Evidence suggests that the combination of acupuncture with rehabilitation training, including physical therapy (PT), occupational therapy (OT), and speech and language therapy (SLT), may be effective for the treatment of poststroke neurological impairment and dysfunction, such as motor dysfunction, dysphagia, depression, urinary incontinence, and apoplectic aphasia [12]. A new guideline for adult stroke rehabilitation and recovery strongly suggested that the initiation of rehabilitation therapy (defined as PT, OT, and SLT) is beneficial as soon as the patient was able to tolerate it [13]. Most stroke rehabilitation protocols are based on motor learning to induce neural plasticity, which refers to the ability of the brain to develop new neuronal interconnections, acquire new functions, and compensate for impairment, that is, practice plasticity [1416].

One currently important concept of neuroplasticity is proposed in the Bienenstock-Cooper-Munro (BCM) theory [17]; the introduction of a time-variable synaptic modification threshold, below which postsynaptic responses lead to long-term depression (LTD), and above which postsynaptic responses result in LTP. In the combination of different stroke neurorehabilitation therapies, the timing of these programs is to be considered in the context of Hebbian plasticity and homeostatic metaplasticity [18].

Previous studies have suggested that acupuncture caused enduring changes in cortical excitability by influencing the activity of neural synapsis, instead of the neuronal membrane [19]. Our previous investigations indicated that the modulating functions of the interneuron, which is affected by electroacupuncture, could enhance the synaptic transmission efficiency and lead to an increase in LTP in rats [20]. However, all the above studies: first, indicated only that acupuncture modulated the motor cortex excitability in acupuncture applied in situ or by removal in a single point (or some points) of time. To the best of our knowledge, no study has dynamically explored the whole process of acupuncture, including baseline (before acupuncture), the needle in situ, and removal time points. In other words, whether the motor cortex excitability modulated by acupuncture is time-dependent, it should still be elucidated. Second, the results from these earlier studies did not indicate the effect of acupuncture on LTP-plasticity.

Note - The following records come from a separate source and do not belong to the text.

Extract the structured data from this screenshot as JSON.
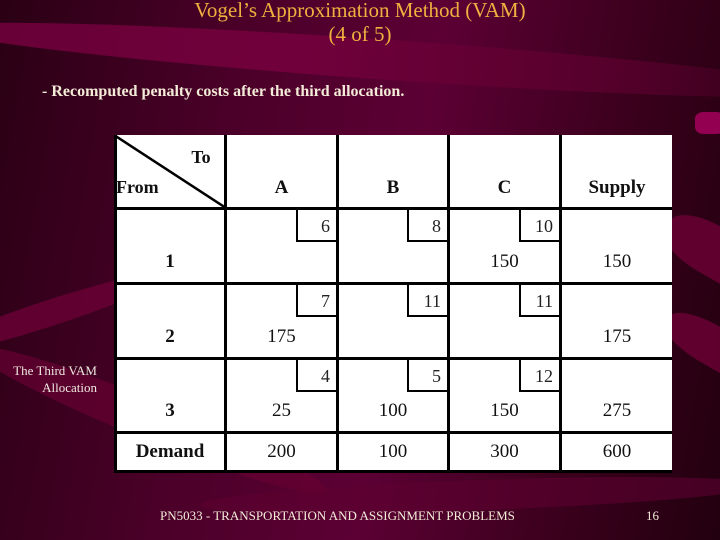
{
  "slide": {
    "title_line1": "Vogel’s Approximation Method (VAM)",
    "title_line2": "(4 of 5)",
    "bullet": "- Recomputed penalty costs after the third allocation.",
    "side_caption_line1": "The Third VAM",
    "side_caption_line2": "Allocation",
    "footer": "PN5033 - TRANSPORTATION AND ASSIGNMENT PROBLEMS",
    "page_number": "16"
  },
  "colors": {
    "title": "#f0b040",
    "background": "#4a0028",
    "accent": "#6a0038"
  },
  "table": {
    "corner_to": "To",
    "corner_from": "From",
    "columns": [
      "A",
      "B",
      "C",
      "Supply"
    ],
    "rows": [
      {
        "label": "1",
        "costs": [
          "6",
          "8",
          "10"
        ],
        "allocations": [
          "",
          "",
          "150"
        ],
        "supply": "150"
      },
      {
        "label": "2",
        "costs": [
          "7",
          "11",
          "11"
        ],
        "allocations": [
          "175",
          "",
          ""
        ],
        "supply": "175"
      },
      {
        "label": "3",
        "costs": [
          "4",
          "5",
          "12"
        ],
        "allocations": [
          "25",
          "100",
          "150"
        ],
        "supply": "275"
      }
    ],
    "demand": {
      "label": "Demand",
      "values": [
        "200",
        "100",
        "300"
      ],
      "total": "600"
    }
  }
}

Third, whether these changes are correlated with the beneficial effect on the behavioral improvement has not yet been clarified.

We have previously established that the application of electroacupuncture at acupoints promoted the proliferation and differentiation of endogenous neural stem cells in the middle cerebral artery occlusion and reperfusion (MCAO/R) rats via enhancing the Notch signal pathways and inhibition of neuroinflammation [2123]. The results indicated that electroacupuncture at the acupoints, especially Quchi and Zusanli, eventually improved the recovery of the motor or cognitive functions [2123].

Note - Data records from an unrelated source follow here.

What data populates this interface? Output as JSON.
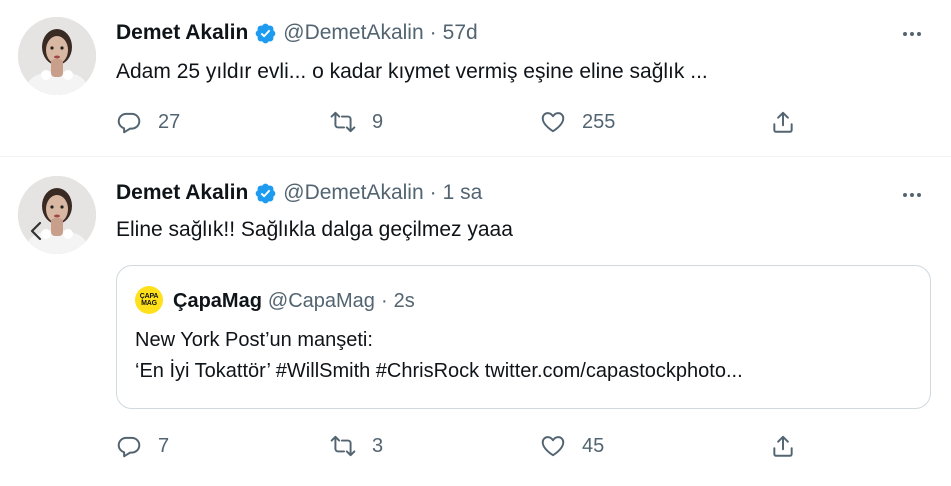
{
  "tweets": [
    {
      "author_name": "Demet Akalin",
      "handle": "@DemetAkalin",
      "separator": "·",
      "time": "57d",
      "text": "Adam 25 yıldır evli... o kadar kıymet vermiş eşine eline sağlık ...",
      "replies": "27",
      "retweets": "9",
      "likes": "255"
    },
    {
      "author_name": "Demet Akalin",
      "handle": "@DemetAkalin",
      "separator": "·",
      "time": "1 sa",
      "text": "Eline sağlık!! Sağlıkla dalga geçilmez yaaa",
      "quote": {
        "avatar_text": "ÇAPA MAG",
        "author_name": "ÇapaMag",
        "handle": "@CapaMag",
        "separator": "·",
        "time": "2s",
        "line1": "New York Post’un manşeti:",
        "line2": "‘En İyi Tokattör’ #WillSmith #ChrisRock twitter.com/capastockphoto..."
      },
      "replies": "7",
      "retweets": "3",
      "likes": "45"
    }
  ],
  "icons": {
    "reply": "reply-icon",
    "retweet": "retweet-icon",
    "like": "heart-icon",
    "share": "share-icon",
    "more": "more-icon",
    "verified": "verified-badge-icon"
  },
  "colors": {
    "verified_blue": "#1d9bf0",
    "secondary_text": "#536471",
    "border": "#cfd9de",
    "quote_avatar_yellow": "#ffe01b"
  }
}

Therefore, the aim of the present study was to ascertain whether the changes in the cortical excitability before, during, and after acupuncture are time-dependent. In addition, we attempted to elucidate whether the time-dependent effects of acupuncture on cortical excitability induced LTP-like plasticity, increased motor learning in the human motor cortex, and whether that effect improved the motor function. In this study, MEP amplitudes were chosen as measures of neuroplasticity changes because they are predominantly influenced by changes in the synaptic excitability, which was evidenced by alterations in the presence of pharmacological modifiers of the synaptic transmission [24].

2. Materials and Methods

2.1. Participants

Eighteen healthy volunteers (ten males and eight females; 18–34 years old, mean: ) with no history of a head trauma, neurological disease, or other medical problems or reported contraindication to TMS participated in the study. All participants gave written informed consent. The protocols were approved by the Ethics Committee of Taihe Hospital (Affiliated Hospital of Hubei University of Medicine) of China (approval no. 2014001-2). All protocols were performed in accordance with the Ethical Principles for Medical Research Involving Human Participants of the Declaration of Helsinki [25]. All participants were Chinese and right-handed, as determined by the Edinburgh handedness inventory. They were all naive to acupuncture stimulation.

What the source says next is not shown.